Figura 7. Curvas de dados experimentais e teóricos para a taxa de aquecimento de a) 5 K min-1; b) 10 K min-1 e c) 15 K min-1
Os ajustes obtidos apresentaram bons resultados, uma vez que os desvios padrão foram baixos. A remoção dos pontos inconsistentes de massa e temperatura, incluindo o método de suavização, com a escolha adequada dos pontos de interrupção, mostrou-se relevante na obtenção desses resultados.
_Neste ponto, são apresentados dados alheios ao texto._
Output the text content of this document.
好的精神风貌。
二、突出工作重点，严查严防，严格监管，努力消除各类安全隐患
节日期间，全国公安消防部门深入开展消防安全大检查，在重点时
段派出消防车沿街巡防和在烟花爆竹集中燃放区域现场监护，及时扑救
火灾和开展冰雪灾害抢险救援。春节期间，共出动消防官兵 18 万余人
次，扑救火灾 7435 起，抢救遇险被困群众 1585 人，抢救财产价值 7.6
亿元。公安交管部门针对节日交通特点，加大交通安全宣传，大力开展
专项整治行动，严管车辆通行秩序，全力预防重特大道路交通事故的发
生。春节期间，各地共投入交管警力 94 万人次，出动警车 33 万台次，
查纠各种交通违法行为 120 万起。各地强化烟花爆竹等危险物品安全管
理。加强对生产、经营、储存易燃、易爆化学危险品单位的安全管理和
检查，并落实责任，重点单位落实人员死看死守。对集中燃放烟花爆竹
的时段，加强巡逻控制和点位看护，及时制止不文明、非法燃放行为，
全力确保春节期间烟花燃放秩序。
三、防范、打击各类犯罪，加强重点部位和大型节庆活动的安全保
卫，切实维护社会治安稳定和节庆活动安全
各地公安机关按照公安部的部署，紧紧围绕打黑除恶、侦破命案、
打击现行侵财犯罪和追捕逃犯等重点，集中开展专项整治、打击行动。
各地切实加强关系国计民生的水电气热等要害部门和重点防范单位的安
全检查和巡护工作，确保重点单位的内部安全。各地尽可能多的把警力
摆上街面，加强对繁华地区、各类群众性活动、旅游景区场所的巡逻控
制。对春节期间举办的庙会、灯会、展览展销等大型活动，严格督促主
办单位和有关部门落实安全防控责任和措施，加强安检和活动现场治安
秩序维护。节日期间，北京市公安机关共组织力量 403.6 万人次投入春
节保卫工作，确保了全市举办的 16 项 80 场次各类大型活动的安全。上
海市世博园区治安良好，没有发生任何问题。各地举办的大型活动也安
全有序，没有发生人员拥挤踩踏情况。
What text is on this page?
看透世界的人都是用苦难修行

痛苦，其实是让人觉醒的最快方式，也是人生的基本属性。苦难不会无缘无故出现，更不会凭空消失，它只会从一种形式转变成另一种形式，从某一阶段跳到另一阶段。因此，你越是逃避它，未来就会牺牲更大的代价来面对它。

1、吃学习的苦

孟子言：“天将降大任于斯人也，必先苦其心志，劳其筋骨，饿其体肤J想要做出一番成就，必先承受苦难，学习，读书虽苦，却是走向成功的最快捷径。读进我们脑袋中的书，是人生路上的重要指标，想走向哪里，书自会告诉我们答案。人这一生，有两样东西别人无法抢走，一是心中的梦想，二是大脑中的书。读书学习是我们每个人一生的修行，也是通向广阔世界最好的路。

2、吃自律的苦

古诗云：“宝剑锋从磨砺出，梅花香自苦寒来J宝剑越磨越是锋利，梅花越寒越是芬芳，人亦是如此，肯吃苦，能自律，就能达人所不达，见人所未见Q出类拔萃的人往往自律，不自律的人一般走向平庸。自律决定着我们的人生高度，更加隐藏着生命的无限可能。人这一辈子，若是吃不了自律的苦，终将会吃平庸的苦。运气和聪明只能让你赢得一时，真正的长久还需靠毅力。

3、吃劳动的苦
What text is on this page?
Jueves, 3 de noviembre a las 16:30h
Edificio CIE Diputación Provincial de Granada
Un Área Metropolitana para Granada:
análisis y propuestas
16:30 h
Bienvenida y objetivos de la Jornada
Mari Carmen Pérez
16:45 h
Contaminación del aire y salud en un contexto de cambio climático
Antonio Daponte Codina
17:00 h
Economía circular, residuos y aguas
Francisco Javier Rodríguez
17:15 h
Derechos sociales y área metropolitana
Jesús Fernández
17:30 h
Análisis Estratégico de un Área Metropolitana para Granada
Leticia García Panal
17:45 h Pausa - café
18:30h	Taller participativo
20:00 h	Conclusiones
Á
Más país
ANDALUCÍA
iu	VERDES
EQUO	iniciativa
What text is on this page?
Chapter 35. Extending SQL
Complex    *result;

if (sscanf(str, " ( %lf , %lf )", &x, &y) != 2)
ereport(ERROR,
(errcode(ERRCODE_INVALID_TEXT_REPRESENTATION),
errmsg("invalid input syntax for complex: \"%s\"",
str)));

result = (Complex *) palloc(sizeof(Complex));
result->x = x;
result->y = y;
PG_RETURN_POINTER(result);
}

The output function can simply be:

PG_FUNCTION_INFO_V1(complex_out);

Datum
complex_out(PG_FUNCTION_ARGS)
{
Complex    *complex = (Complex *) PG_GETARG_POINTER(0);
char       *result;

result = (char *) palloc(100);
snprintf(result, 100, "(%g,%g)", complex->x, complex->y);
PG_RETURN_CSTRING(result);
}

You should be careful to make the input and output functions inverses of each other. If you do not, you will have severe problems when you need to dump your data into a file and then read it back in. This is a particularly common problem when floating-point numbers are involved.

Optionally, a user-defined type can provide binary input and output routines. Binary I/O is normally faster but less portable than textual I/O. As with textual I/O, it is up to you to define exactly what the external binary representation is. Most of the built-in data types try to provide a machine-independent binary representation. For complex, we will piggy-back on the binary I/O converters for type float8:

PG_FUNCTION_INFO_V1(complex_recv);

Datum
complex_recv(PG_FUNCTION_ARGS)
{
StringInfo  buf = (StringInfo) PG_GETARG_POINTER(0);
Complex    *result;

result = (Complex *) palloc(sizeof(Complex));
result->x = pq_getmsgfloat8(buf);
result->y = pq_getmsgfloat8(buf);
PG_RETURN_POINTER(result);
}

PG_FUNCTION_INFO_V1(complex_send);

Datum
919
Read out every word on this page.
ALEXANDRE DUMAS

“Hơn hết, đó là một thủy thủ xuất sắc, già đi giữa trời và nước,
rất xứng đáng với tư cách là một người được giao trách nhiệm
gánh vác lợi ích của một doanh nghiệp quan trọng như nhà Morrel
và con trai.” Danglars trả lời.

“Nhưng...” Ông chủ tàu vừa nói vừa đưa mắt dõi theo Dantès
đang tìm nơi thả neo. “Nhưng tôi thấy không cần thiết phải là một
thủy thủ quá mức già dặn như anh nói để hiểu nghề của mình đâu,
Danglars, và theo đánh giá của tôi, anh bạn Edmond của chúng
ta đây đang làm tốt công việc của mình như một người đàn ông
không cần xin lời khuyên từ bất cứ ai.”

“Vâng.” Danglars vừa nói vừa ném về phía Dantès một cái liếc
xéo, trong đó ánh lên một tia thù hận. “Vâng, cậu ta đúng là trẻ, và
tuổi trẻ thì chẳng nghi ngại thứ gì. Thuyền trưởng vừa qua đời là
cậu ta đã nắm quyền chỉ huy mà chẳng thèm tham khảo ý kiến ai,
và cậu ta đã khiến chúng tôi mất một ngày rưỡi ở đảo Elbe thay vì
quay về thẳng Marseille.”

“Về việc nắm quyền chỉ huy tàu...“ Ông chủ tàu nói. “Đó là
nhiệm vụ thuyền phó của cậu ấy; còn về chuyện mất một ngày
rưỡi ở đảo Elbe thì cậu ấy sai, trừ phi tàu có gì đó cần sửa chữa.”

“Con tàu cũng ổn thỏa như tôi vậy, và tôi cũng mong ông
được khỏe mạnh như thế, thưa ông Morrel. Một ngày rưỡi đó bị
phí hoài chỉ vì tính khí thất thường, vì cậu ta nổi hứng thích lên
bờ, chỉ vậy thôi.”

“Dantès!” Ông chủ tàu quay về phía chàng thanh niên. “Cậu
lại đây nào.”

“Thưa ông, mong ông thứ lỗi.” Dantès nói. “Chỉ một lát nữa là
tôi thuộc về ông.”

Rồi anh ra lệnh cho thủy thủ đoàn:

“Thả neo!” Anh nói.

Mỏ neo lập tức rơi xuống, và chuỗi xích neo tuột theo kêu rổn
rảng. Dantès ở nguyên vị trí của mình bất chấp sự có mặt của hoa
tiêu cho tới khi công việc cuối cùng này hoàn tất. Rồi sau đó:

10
CONCLUSÕES O modelo de Friedman foi utilizado para o estudo referente à pirólise lenta do sorgo lignocelulósico. O procedimento de remoção de pontos e suavização dos dados experimentais foi eficiente para calcular os valores de energia de ativação (Ea), possibilitando a obtenção de valores de 122,65 ± 19,24 kJ mol-1; com os valores de coeficiente de determinação acima de 0,970. Os parâmetros calculados resultam em uma representação precisa dos dados experimentais pelo modelo teórico, com os valores de desvio de 0,934%; 3,408% e 1,101%; para as taxas de aquecimento de 5, 10 e 15 K min-1, respectivamente. Os resultados são úteis para o manejo e aproveitando do sorgo lignocelulósico no processo de pirólise, indicando uma rota de processamento numérico dos dados termogravimétricos e fornecendo parâmetros para análises de simulação e otimização do processo.